2. Eliminate Drama with the Right Operational Processes and Technology in Place for a Quality Delivery Experience

The driver focuses on getting the right package to the right place at the right time. The carrier focuses on consistently repeating that outcome thousands of times each day with as little “drama” as possible.

There are two critical elements to producing that consistency. The first is having the right operational processes and technology in place to put the correct number of drivers in the right type of vehicles with optimized capacity and routing each day. A carrier needs repeatable processes that set drivers up for success each day and predictive analytics that identify potential snags before they occur. It’s not quite rocket science, but it’s close.

Once the driver is in the field, brands need coordination and communication between the driver, dispatch, the shipper, and the customer. Real-time communication directly with the customer or shipper can help sort out problems like access codes or wrong addresses that would typically result in a missed delivery. It can also go a long way towards undoing any potential reputational damage to your brand through a missed delivery. And communicating directly with the customer can add a personal touch to your brand that consumers—especially millennials—are always looking for. 

3. Extending Brands to the Customer’s Doorstep Ensure a Quality Delivery Experience

As an e-commerce retailer, your last-mile partner extends your brand directly to the consumer’s doorstep. The delivery box or polybag has your name on it. Your top priority is accurate and on-time delivery—the right package to the right door at the right time—and you have metrics in place to measure that. Keeping errors low and on-time delivery high is key to providing full value for your customer. But you also have other concerns that affect your and your customers’ perception of a quality delivery experience.

4. Tracking Transparency and Real-Time Updates

ECommerce brands need to know what is happening with today’s packages in real-time. Does a carrier’s operational platform give you enough visibility to see where packages are at any time? Do you have enough visibility into the steps to resolve any exceptions?

5. Delivery as a Brand Experience

There is a direct correlation between delivery experience and internal metrics like net promoter score (NPS) and retention. The flexibility of last-mile logistics partners can allow you to personalize the delivery experience and inspire brand loyalty. Was the delivery experience hassle-free for your customer? Did the driver follow special instructions? Did the driver communicate the correct information to your customer?

6. Risk Mitigation for Shipping Peaks and Valleys

You may not want to put all your eggs in one basket with one shipper. For example, can your carrier handle flexing capacities to support a carrier diversification strategy? Can they consistently move your inventory fast enough? Can they quickly scale for peak season, consumption spikes and dips, and longer-term top-line growth?

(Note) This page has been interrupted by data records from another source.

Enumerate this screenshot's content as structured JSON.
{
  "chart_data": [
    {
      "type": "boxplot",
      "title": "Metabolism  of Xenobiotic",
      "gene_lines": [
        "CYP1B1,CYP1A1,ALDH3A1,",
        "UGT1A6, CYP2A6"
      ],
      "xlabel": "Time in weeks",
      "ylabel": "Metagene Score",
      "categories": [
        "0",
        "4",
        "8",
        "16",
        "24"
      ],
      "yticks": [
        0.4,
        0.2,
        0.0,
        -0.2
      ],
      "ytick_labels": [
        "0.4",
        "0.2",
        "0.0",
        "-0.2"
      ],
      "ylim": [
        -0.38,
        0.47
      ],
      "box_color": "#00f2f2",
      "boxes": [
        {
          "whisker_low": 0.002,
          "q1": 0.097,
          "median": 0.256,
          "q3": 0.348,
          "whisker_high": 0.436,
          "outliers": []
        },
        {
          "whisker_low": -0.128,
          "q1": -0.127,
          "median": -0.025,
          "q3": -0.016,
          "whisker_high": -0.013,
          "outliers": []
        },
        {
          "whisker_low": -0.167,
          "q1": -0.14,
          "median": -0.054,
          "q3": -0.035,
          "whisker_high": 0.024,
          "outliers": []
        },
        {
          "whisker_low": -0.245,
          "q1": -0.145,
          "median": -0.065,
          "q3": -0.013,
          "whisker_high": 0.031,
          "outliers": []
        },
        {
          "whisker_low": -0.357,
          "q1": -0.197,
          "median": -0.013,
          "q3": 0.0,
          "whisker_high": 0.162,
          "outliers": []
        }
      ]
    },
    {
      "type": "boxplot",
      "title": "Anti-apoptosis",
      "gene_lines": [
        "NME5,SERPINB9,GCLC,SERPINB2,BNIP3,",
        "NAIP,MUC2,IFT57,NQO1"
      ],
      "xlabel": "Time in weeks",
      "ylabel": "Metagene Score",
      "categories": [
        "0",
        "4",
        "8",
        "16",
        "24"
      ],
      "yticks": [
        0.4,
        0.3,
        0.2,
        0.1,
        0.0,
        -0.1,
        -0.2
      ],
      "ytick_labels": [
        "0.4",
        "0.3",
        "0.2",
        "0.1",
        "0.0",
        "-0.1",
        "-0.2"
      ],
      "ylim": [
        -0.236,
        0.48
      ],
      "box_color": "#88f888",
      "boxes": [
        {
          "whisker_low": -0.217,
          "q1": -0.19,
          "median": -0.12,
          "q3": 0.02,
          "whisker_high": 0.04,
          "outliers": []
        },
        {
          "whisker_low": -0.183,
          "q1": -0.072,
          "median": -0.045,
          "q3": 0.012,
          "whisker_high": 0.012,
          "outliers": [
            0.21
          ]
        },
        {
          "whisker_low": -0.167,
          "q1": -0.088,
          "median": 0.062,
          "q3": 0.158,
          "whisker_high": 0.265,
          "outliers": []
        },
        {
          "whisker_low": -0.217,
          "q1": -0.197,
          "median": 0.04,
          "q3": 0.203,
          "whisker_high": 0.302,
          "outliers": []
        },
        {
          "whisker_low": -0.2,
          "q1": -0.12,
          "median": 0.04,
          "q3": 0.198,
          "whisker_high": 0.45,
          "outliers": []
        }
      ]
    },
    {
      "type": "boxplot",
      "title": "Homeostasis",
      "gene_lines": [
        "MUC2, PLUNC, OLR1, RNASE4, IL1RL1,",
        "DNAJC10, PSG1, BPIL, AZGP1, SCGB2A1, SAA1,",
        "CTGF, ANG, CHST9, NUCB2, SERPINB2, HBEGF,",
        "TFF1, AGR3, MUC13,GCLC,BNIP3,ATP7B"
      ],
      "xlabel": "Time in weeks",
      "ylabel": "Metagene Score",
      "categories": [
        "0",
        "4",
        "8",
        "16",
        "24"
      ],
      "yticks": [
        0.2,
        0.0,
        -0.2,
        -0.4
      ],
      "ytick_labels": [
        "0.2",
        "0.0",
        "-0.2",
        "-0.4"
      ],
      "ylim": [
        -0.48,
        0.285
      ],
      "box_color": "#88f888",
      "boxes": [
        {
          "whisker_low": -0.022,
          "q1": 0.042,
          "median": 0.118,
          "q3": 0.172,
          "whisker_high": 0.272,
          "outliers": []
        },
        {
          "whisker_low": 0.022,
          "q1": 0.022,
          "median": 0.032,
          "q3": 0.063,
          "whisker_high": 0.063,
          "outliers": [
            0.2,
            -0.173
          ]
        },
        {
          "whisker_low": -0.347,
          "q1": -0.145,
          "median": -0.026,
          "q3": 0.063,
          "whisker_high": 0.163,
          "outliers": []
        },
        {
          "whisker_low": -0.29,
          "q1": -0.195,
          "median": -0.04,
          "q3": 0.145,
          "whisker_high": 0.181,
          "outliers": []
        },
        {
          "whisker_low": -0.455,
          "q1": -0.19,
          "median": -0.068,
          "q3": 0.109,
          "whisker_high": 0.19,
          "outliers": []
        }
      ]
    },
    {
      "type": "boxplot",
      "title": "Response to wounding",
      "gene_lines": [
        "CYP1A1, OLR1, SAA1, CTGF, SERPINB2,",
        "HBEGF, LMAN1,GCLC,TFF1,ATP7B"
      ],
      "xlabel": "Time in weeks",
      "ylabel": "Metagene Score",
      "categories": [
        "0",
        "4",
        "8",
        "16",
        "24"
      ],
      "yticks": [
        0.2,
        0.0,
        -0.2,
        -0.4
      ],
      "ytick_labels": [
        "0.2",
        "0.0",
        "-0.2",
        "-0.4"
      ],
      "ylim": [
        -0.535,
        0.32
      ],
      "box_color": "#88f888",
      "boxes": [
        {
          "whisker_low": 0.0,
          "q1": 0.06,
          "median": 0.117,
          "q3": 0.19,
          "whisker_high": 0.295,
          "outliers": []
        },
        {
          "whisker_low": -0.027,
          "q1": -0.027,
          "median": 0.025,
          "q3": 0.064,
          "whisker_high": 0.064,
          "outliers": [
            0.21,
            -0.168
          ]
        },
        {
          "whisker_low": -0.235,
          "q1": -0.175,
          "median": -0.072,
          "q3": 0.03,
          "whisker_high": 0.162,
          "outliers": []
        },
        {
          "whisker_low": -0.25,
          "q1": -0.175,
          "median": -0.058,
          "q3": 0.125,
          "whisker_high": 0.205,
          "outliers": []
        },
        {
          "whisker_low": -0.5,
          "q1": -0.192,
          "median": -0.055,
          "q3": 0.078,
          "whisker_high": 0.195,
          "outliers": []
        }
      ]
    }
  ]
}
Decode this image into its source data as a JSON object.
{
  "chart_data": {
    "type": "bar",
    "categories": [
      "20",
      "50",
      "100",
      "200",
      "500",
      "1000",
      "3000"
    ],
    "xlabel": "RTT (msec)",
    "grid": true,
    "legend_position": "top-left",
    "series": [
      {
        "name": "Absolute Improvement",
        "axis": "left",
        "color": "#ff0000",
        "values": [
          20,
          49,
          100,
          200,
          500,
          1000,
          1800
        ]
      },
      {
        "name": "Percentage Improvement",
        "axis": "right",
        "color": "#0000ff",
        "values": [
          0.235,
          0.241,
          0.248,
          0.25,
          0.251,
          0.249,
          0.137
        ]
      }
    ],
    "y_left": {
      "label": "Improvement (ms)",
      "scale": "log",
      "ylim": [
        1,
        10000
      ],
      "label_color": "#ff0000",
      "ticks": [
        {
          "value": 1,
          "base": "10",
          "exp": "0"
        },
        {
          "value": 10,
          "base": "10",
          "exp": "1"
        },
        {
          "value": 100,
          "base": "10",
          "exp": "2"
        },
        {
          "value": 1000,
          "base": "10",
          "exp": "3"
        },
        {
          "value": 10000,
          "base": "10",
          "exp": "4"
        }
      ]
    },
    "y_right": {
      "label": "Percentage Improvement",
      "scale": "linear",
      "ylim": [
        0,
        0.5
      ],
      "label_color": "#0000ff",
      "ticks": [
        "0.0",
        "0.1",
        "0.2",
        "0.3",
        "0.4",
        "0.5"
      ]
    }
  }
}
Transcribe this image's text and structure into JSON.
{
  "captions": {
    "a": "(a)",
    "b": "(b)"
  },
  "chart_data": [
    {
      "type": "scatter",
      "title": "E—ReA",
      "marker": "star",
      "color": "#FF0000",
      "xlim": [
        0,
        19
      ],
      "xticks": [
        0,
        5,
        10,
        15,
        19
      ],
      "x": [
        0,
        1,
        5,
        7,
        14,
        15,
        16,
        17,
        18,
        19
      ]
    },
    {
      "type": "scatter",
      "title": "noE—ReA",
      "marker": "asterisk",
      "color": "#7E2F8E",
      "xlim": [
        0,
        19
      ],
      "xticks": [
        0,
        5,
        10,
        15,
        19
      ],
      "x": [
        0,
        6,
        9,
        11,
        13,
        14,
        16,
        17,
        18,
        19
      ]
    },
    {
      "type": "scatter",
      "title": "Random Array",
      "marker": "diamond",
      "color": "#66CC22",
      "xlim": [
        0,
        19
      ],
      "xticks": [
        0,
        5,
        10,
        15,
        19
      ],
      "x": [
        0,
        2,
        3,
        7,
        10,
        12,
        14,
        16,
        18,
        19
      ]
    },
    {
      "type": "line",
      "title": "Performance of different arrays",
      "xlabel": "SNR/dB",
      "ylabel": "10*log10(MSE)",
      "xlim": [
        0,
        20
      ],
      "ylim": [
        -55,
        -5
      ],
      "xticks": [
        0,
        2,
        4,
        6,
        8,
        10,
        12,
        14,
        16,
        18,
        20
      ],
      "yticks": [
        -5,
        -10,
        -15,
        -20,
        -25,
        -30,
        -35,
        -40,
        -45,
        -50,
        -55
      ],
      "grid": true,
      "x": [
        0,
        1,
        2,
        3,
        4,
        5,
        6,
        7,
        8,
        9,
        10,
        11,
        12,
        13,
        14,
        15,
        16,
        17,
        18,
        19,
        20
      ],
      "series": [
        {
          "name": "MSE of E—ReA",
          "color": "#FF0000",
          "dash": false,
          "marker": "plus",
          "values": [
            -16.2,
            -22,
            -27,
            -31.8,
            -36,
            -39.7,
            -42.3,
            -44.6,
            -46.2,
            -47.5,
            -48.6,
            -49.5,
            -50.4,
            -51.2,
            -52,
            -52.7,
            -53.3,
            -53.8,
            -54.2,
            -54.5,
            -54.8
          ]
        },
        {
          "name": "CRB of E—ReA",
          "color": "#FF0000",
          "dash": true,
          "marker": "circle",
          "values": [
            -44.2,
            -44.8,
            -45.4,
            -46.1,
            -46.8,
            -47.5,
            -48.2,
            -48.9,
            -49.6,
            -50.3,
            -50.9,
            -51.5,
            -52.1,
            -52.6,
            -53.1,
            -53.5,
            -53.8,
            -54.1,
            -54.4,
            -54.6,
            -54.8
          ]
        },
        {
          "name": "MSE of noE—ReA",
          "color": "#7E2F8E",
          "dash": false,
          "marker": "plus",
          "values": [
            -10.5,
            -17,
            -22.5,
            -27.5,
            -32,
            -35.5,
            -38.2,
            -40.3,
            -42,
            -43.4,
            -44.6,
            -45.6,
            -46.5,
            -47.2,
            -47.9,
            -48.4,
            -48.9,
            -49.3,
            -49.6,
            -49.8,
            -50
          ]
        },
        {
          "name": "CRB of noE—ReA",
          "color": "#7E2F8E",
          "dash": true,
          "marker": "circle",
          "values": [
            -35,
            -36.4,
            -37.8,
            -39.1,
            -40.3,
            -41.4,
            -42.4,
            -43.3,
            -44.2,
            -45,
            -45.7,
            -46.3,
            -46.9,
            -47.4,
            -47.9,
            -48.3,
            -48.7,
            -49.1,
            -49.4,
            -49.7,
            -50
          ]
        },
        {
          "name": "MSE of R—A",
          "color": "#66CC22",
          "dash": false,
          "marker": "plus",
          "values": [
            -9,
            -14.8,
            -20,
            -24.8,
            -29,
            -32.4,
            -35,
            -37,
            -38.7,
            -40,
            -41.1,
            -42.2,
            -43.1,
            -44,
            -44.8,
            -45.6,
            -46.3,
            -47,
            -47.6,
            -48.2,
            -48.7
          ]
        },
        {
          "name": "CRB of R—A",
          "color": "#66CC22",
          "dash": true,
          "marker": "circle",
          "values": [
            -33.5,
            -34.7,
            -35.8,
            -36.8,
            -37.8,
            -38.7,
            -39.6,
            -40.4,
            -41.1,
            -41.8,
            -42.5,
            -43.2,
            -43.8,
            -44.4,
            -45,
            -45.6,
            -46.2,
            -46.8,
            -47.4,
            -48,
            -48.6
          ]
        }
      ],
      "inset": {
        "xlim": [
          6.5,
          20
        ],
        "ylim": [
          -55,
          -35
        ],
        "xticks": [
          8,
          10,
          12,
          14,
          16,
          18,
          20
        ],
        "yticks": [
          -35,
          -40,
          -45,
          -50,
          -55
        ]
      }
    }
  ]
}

7. Flexibility to Adapt to Changing Expectations to Ensure a Quality Delivery Experience

Your carrier should be flexible enough to adapt to your processes. It would help if you didn’t have to adjust to theirs. Ask yourself, “Does my carrier’s technology give us more flexibility or less?”

How well does your carrier accommodate your needs in processes, APIs, etc.? For example, can they support your preferred solution for dealing with exceptions/returns (single or multiple retries, interact with customer service, return to sender, etc.)? Are delivery systems flexible enough to support re-routing in real-time (“Can you deliver this to my office instead of my home?”)? Getting these things right can help you delight your customers and keep you out of the hot seat with your internal stakeholders. 

One more thing about a quality delivery experience—it’s a moving target. As shippers and carriers extend capabilities and provide higher service levels, those will quickly become the new normal, the new class of consumer expectations.